The Tetrahedral (or $6j$) Symbol
Akshay Venkatesh, X. Griffin Wang
TL;DR
The paper generalizes the classical $6j$ symbol to a tetrahedral invariant attached to tetrahedral edge-labelings by representations of SO$_3$ over a local field, uncovering a rich structure governed by the Weyl group of Spin$_{12}$ and Langlands duality. It develops two complementary viewpoints: (i) a concrete analytic framework using vertex and edge integrals and hypergeometric-type formulas that express the tetrahedral symbol in terms of gamma-factors, trace formulas on spinor cones, and moduli of points on projective lines; and (ii) a Langlands-dual interpretation linking the invariant to the cone of pure spinors in Spin$_{12}$ and to geometric representation theory.

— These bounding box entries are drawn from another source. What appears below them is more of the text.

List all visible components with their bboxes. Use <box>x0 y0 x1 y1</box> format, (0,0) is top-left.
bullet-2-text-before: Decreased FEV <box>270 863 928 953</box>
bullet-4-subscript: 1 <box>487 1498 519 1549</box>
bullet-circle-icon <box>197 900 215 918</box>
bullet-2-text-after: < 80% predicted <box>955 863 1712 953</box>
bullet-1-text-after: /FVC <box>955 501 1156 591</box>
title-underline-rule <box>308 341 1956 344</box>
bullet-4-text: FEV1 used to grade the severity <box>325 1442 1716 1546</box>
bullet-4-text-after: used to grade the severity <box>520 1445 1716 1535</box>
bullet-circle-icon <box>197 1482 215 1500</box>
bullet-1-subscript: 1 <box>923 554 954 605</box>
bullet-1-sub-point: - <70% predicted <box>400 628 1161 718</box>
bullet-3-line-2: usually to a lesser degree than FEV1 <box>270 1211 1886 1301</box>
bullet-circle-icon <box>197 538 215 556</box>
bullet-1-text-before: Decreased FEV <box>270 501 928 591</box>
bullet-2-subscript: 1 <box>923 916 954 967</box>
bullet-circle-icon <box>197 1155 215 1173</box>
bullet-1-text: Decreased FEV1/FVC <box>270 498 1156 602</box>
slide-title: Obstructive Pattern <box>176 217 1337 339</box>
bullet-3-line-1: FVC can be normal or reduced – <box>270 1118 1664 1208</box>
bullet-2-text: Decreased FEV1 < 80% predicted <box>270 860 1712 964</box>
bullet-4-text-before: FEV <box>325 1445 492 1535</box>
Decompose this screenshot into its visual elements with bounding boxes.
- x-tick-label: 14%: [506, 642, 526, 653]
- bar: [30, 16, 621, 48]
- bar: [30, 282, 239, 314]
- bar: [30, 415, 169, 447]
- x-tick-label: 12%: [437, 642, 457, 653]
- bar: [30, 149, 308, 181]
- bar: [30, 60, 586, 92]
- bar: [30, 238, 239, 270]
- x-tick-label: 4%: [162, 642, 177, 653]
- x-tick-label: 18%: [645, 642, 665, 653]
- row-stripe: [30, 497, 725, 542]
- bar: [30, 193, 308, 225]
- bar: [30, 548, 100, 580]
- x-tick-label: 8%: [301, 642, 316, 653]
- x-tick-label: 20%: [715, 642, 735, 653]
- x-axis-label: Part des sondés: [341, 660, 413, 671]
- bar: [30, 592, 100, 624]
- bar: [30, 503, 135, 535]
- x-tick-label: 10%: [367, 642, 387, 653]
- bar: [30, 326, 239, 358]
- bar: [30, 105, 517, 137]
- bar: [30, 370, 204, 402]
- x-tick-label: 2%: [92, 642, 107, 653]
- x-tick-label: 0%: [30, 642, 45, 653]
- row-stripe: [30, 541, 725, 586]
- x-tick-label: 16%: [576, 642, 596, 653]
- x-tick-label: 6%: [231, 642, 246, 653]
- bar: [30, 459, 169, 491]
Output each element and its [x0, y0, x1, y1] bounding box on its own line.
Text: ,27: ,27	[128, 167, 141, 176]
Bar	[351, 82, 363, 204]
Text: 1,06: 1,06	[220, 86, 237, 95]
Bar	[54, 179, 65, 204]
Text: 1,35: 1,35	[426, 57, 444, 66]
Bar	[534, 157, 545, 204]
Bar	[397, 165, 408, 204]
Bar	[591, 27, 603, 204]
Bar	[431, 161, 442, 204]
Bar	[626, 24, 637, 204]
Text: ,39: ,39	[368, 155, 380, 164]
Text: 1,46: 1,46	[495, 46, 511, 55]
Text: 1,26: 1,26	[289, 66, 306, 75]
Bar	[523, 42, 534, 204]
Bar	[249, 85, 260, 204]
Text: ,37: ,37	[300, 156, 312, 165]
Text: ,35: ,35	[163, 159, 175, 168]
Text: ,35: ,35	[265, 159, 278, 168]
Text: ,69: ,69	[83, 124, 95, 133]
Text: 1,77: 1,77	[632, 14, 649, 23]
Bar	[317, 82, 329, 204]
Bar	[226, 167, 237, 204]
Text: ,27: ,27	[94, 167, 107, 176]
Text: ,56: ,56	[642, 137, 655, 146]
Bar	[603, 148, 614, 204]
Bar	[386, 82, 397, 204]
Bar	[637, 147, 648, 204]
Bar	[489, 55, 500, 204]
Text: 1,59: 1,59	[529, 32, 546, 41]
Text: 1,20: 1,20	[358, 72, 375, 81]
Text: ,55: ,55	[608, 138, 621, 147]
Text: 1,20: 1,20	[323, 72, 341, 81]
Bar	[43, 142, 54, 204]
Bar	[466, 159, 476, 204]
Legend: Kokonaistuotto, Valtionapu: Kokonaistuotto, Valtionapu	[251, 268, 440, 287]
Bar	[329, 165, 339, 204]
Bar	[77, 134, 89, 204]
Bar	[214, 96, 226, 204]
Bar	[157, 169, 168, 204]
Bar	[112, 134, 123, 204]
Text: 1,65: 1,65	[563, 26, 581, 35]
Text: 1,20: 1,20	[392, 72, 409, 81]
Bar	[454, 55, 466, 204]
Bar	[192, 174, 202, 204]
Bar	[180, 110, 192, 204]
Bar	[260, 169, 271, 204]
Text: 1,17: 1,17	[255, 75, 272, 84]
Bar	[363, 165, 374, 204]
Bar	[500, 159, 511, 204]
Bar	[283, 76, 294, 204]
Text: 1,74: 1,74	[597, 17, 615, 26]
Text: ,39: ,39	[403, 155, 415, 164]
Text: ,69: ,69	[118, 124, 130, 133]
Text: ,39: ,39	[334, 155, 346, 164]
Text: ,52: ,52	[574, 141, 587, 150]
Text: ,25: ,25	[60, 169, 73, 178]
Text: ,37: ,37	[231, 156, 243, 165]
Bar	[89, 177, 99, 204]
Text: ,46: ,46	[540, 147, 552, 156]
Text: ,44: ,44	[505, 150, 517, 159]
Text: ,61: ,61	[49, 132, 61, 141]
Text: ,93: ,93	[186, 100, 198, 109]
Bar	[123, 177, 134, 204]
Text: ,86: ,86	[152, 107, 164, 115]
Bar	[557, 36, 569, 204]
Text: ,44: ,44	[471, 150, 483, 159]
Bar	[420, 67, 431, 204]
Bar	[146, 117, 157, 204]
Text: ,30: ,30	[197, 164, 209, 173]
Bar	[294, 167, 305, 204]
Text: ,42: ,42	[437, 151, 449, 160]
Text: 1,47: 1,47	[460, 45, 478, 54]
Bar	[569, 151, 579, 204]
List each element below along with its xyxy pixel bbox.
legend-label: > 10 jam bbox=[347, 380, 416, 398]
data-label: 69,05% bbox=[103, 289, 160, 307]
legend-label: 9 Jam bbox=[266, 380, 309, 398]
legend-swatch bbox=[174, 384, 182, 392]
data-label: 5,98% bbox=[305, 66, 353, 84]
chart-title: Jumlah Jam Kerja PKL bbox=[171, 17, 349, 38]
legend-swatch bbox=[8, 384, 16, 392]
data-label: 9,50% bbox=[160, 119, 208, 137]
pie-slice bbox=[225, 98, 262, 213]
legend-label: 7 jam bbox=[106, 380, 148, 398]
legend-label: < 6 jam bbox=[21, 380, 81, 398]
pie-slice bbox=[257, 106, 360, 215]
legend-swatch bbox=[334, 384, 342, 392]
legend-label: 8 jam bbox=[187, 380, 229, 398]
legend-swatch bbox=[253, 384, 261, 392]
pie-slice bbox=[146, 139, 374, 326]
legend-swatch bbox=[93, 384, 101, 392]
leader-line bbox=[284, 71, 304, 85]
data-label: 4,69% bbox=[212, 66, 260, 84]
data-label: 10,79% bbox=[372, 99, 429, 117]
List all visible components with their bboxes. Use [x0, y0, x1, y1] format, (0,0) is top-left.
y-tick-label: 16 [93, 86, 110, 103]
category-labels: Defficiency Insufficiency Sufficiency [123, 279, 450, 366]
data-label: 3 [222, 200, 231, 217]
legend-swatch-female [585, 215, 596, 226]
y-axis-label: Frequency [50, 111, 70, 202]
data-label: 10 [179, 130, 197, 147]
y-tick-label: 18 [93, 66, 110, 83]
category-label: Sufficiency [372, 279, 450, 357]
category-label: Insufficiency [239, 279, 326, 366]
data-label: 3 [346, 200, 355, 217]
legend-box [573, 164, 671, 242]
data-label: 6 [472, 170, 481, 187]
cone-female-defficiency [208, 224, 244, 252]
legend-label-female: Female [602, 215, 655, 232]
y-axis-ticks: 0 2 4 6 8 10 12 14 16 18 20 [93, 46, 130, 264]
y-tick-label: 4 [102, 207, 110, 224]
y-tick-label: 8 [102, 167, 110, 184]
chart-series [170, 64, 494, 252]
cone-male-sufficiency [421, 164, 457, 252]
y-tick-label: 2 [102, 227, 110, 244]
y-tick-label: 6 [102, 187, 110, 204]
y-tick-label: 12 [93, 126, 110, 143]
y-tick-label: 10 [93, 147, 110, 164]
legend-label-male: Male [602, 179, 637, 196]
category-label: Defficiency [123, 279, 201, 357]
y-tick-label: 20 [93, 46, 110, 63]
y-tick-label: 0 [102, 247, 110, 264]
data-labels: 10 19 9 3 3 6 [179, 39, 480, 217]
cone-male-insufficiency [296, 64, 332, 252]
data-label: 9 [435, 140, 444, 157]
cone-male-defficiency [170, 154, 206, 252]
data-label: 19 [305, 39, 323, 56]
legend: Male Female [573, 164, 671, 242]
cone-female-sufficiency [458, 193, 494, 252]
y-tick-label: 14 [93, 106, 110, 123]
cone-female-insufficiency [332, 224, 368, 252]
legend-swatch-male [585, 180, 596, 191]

The main results establish a $W(\mathsf{D}_6)$-symmetry for principal-series inputs and provide an explicit unramified evaluation via the spinor cone, thereby completing a conceptual bridge between harmonic analysis on local fields and the geometry of Spin$_{12}$. The work also develops extensive hypergeometric formulations, orthogonality properties, and sign-resolution mechanisms, with broad implications for relative Langlands duality and potential future connections to automorphic forms and geometric representation theory.
Abstract
We will attach a scalar invariant to a tetrahedron whose edges are labelled by irreducible representations of a ternary orthogonal group $\mathrm{SO}_3$ over a local field. This generalizes the $6j$ symbol whose theory was developed by Racah, Wigner, and Regge. We give several formulas for this invariant, including in terms of hypergeometric-type integrals and functions, and show that it admits a symmetry by the the $23040$-element Weyl group of $\mathrm{Spin}_{12}$. We then interpret these results in terms of relative Langlands duality, where the dual story comes from the action of $\mathrm{Spin}_{12}$ on a $16$-dimensional cone of spinors.